Professor at the University of Nigeria

Patrick Obi Ngoddy is a Nigerian professor of Food Engineering and Processing at the Faculty of Agriculture University of Nigeria, Nsukka. He is the pioneer head of department of Food Science and Technology, a former dean of faculty of Agriculture and a member of the Nigeria Academy of Science

== Early life and education ==
Patrick Obi Ngoddy was born on June 24, 1940. He earned his first degree in Agricultural Engineering from California Polytechnic State University, San Luis Obispo in 1965. In 1967 and 1969, he obtained his M.Sc. and Ph.D. in Agricultural Process and Food Engineering from Michigan State University, East Lansing, Michigan respectively.

== Career ==
Ngoddy began his professional career at Michigan State University as an instructor in Agricultural Engineering in 1968. In 1968, he became an assistant professor in Food and Agricultural Engineering and  Director of the Agricultural Pollution Control Laboratory in 1969.

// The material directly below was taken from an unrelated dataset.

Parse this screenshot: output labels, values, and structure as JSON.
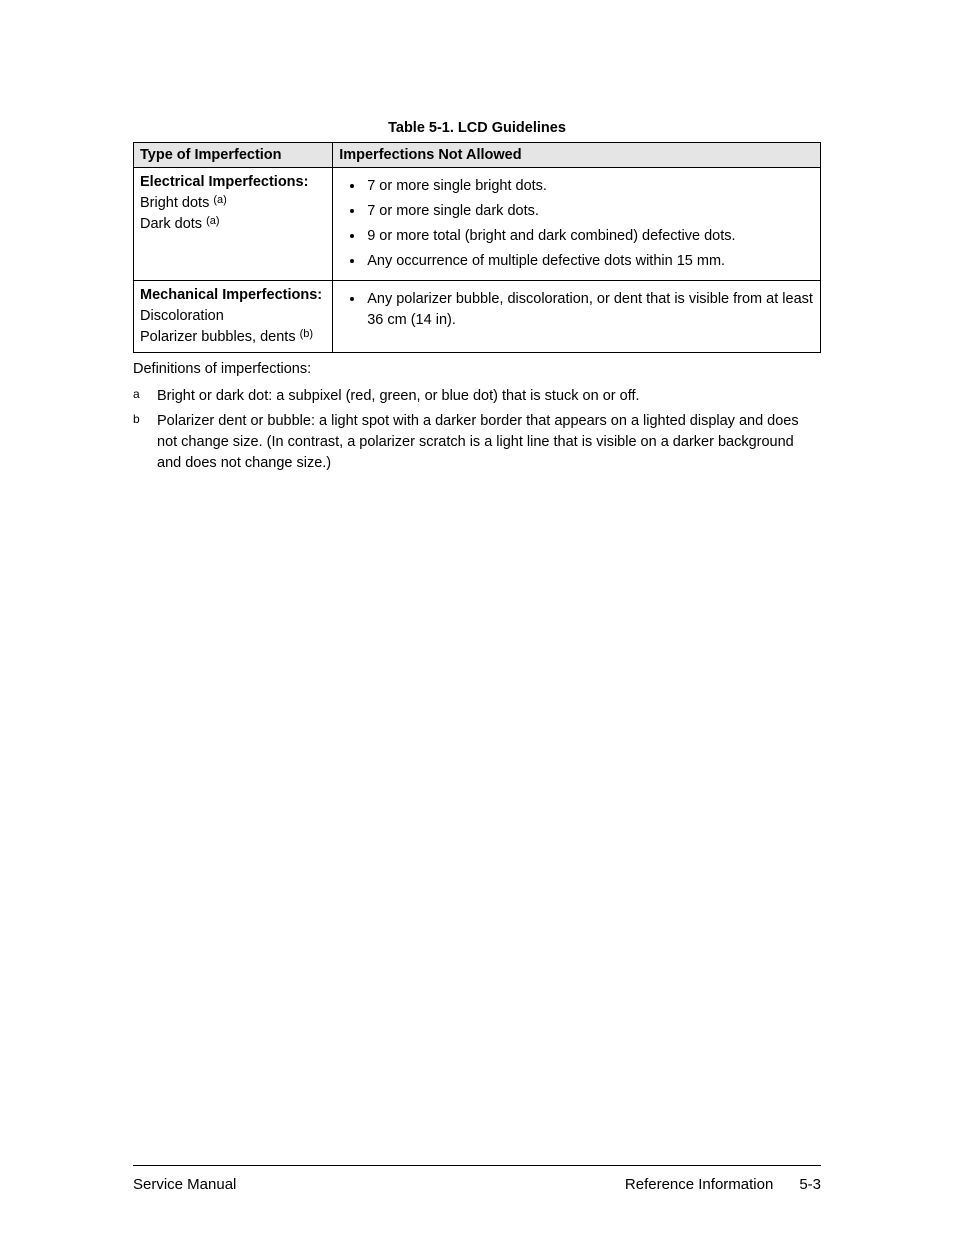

In 1971, he returned to Nigeria (Obafemi Awolowo University, Ile-Ife) where he rose to a professor in Food Engineering and Processing in 1978. He served as Professor of Food Engineering and Processing, University of Nigeria, Nsukka, where he held several positions such as Department of Food Science and Technology from 1979 to 1982, Dean of Faculty of Agriculture from 1981 to 1983, Deputy Vice-Chancellor from 1985 to 1986, Dean of School of Post-Graduate Student from 1985 to 1987 and Deputy Vice- Chancellor, Academic Affairs from 1995 to 1998

== Membership and fellowship ==
In 1965, he became a Fellow of the American Society of Agricultural Engineers, Fellow Institute of Food Technology (IFT, USA) in 1969, member of American Society for Heating, Refrigeration and Air-Conditioning Engineering (ASHRAE) in 1970, and a Fellow of the Nigerian Academy of Science

== Selected publications ==
- Ihekoronye, A. I., & Ngoddy, P. O. (1985). Integrated food science and technology for the tropics.
- Uvere, P. O., Onyekwere, E. U., & Ngoddy, P. O. (2010). Production of maize–bambara groundnut complementary foods fortified pre‐fermentation with processed foods rich in calcium, iron, zinc and provitamin A.
- Uzochukwu, S. V., Balogh, E., Tucknot, O. G., Lewis, M. J., & Ngoddy, P. O. (1994). Volatile constituents of palm wine and palm sap.
- Uvere, P. O., Ngoddy, P. O., & Nnanyelugo, D. O. (2002). Effect of amylase-rich flour (ARF) treatment on the viscosity of fermented complementary foods.
- Ngoddy, P. O. (1972). Closed system waste management for livestock. US Environmental Protection Agency.
- Uvere, P. O., Ngoddy, P. O., & Nwankwo, C. S. (2014). Hardness as a modification index for malting red and white sorghum (kaffir) grains.